Cardiac Trauma

Trauma, including to the heart and great vessels, can be divided in to blunt and penetrating trauma. Myocardial contusion is a common diagnosis in patients with a history of blunt chest trauma. Trauma to the major great blood vessel; aortic injury either aortic transection or acute rupture, is one of the leading causes of posttraumatic death with the majority of the patients dying before presenting to the hospital.

Blunt Cardiac Trauma

Nonpenetrating or blunt cardiac trauma has replaced the term cardiac contusion and describes injury ranging from minor bruises of the myocardium to cardiac rupture. It can be caused by direct energy transfer to the heart or compression of the heart between the sternum and vertebral column at the time of the accident. Blunt cardiac trauma includes injuries sustained during external cardiac massage as a part of cardiopulmonary resuscitation, such as cardiac contusion and cardiac rupture. Blunt cardiac injury usually results from high-speed motor vehicle accidents, in which the chest wall strikes against the steering wheel. Other causes, such as falls from heights, crushing injuries, blast injuries, and direct blows are less common.

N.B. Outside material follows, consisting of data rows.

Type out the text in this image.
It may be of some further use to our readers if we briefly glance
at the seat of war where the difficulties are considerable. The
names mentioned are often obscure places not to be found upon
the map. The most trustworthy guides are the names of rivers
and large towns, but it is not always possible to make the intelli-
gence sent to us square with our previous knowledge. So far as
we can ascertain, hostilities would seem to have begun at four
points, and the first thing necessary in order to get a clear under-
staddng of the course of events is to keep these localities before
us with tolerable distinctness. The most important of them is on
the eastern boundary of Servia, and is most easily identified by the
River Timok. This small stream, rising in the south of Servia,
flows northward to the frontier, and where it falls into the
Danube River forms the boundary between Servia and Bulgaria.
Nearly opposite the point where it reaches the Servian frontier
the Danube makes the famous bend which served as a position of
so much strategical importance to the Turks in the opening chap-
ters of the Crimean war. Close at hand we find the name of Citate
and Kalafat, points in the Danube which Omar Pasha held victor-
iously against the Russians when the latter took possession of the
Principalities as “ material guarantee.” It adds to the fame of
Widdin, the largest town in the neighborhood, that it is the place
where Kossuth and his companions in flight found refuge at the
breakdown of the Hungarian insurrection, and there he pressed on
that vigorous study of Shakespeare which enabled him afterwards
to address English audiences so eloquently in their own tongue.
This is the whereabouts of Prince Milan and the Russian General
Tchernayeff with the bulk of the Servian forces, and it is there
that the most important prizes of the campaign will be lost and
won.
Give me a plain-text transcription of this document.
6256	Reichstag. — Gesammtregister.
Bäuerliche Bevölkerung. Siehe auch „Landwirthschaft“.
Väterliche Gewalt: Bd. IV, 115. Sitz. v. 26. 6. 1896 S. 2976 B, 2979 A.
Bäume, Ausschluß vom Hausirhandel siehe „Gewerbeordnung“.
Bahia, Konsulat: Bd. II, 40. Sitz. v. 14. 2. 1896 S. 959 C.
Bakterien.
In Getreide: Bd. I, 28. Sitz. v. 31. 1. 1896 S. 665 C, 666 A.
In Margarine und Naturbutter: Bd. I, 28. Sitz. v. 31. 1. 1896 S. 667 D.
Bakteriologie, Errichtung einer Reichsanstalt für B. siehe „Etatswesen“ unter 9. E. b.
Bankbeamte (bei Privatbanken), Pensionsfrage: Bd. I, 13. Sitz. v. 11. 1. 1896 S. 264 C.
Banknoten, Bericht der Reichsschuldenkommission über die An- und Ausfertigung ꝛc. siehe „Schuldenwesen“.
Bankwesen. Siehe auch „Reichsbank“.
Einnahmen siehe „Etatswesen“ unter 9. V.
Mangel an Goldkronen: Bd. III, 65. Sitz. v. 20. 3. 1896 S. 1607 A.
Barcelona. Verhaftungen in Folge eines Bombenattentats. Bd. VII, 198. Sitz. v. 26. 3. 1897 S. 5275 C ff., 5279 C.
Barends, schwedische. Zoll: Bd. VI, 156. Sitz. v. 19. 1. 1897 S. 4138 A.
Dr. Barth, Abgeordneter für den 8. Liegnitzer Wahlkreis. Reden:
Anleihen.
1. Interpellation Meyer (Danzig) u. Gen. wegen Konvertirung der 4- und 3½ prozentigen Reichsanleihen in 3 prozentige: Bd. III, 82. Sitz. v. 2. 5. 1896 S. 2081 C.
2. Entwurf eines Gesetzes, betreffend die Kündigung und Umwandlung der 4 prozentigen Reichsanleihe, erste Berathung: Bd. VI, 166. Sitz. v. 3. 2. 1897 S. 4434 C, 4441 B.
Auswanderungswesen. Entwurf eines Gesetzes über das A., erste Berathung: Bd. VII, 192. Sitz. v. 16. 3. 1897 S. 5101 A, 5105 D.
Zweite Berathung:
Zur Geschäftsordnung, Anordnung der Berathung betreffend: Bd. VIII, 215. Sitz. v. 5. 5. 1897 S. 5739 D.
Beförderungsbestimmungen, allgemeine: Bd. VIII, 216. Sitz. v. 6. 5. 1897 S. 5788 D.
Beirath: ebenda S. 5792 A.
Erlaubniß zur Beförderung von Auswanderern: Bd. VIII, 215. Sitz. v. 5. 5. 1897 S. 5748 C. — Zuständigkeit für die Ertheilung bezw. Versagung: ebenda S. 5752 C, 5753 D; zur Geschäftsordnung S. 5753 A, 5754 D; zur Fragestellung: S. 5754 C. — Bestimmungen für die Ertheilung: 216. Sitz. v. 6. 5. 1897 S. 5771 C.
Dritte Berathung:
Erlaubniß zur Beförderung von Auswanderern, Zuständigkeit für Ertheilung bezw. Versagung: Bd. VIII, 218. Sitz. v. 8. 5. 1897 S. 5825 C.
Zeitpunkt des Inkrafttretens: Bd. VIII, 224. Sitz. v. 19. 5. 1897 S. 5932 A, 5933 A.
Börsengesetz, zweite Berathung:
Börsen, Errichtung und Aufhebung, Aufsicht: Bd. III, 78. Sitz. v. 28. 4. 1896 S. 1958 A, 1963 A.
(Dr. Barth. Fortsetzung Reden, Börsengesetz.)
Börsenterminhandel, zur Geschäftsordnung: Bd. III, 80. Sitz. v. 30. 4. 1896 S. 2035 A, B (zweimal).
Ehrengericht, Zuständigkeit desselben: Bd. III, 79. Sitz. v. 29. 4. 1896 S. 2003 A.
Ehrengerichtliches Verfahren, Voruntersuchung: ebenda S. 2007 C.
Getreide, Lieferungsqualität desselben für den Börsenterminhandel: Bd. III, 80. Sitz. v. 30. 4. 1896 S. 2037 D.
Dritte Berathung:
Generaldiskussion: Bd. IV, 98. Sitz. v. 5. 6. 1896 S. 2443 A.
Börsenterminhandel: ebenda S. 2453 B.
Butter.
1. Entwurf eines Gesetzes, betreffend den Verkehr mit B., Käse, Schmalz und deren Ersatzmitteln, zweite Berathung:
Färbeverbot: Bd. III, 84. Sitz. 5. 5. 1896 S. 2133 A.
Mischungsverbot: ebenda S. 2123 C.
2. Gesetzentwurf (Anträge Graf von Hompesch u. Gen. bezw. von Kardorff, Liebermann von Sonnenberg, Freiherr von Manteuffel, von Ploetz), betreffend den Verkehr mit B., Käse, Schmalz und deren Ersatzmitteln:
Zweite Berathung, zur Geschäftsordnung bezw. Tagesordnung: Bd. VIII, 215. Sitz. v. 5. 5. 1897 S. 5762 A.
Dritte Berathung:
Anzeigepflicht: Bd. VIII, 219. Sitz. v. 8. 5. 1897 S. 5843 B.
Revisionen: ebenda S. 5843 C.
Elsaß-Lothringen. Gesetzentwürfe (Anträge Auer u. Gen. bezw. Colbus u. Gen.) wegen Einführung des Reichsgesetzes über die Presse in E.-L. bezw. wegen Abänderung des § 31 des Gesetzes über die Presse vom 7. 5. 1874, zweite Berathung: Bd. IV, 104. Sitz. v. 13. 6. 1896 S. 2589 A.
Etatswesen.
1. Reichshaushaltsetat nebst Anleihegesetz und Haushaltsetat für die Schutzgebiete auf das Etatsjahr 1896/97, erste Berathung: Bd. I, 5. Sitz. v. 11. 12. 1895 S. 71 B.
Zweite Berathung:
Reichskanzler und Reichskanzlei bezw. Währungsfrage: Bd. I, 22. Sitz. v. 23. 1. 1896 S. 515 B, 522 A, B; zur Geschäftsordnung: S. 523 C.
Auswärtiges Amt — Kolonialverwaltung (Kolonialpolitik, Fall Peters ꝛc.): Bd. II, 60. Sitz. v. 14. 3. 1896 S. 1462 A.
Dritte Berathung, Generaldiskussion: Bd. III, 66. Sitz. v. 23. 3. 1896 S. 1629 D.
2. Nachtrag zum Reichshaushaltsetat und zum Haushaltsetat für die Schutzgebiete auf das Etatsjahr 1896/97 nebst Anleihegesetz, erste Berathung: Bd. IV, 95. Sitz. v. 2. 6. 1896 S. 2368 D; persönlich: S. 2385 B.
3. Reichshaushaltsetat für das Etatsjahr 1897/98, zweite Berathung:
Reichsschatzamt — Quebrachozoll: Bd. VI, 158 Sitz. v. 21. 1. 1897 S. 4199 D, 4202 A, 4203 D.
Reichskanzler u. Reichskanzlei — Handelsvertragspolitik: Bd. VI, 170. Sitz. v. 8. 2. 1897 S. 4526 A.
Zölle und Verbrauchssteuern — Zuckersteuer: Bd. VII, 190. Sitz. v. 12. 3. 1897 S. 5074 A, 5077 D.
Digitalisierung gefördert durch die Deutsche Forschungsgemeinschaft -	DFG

Clinical picture blunt cardiac trauma: Most patients with myocardial contusion have external signs of thoracic trauma (e.g., contusion, abrasions, sternum fractures, visible flail segments), absence of visible thoracic lesions decreases the suspicion but does not exclude cardiac injury. Other associated injuries may include pulmonary contusion, pneumothorax, hemothorax, external fracture, and great vessel injury. Patients are at increased risk for dysrhythmia, such as heart block and ventricular fibrillation. Elective surgery should be postponed until all signs of heart injury resolve.

Penetrating Cardiac Trauma

Penetrating trauma is the most common cause of significant cardiac injury seen in hospital settings, with the predominant injury being from guns and knives. Victims of gunshot wounds usually have more severe physiologic impairment than those with stab wounds. Gunshot wounds cause larger defects in the myocardium and pericardium, through-and-through wounds, and a larger number of injuries in other vital organs leading to hemorrhage and exsanguination. Cardiac tamponade and exsanguination (the removal of blood from the body) are immediately life-threatening complications of penetrating cardiac trauma. Prompt recognition and treatment is required to avoid poor outcomes. Occasionally, penetrating cardiac trauma can occur from a blunt injury. If sufficient blunt force to the thorax results in fracture of the rib or sternum, the sharp bone fragments can be displaced into the heart with a resultant penetrating wound. Mortality from penetrating heart trauma is high.

Cardiac Tamponade

Cardiac tamponade results when sufficient pressure is exerted on the heart by blood, fluid, or air accumulated in the pericardial sac that interferes with its diastolic filling and systolic output. As pericardial fluid accumulates, a decrease in ventricular filling occurs, leading to a decrease in stroke volume. As little as 60-100 mL of blood in the pericardial sac can produce the clinical picture of tamponade. The clinical manifestations of acute cardiac tamponade may vary with the rate and volume of accumulation of blood in the pericardial sac. Massive and rapid accumulation of blood within the pericardium usually results in severe tamponade, cardiac arrest, and sudden death. Patients with less rapid and massive accumulation of blood may be restless, complaining of air hunger, or they may be in shock. The skin may be cold and moist, and the lips may be mildly cyanotic. The visible superficial neck veins are distended and may have paradoxical filling during inspiration


Figure 5.9 Pericardiocetesis

Pericardiocentesis is performed by directing a 16-gauge over-the-needle catheter (at least 15 cm long) from the xiphochondral junction toward the tip of the left scapula at a 45° angle. Pericardiocentesis provides temporary relief. Definitive treatment of pericardial tamponade requires thoracotomy.

The classic findings of pericardial tamponade-tachycardia, hypotension, distant heart sounds, distended neck veins, pulsus paradoxus (a condition in which there is a sharp fall in blood pressure and pulse when the patient breathes in), or pulsus alternans (a pulse with a beat which is alternately weak and strong)-are difficult to appreciate or may be absent in a hypovolemic trauma patient.

Evacuation of the pericardial blood by pericardiocentesis (Figure 5.9) or surgery should be performed as soon as possible. Electrocardiographic changes during pericardiocentesis indicate over advancement of the needle into the myocardium.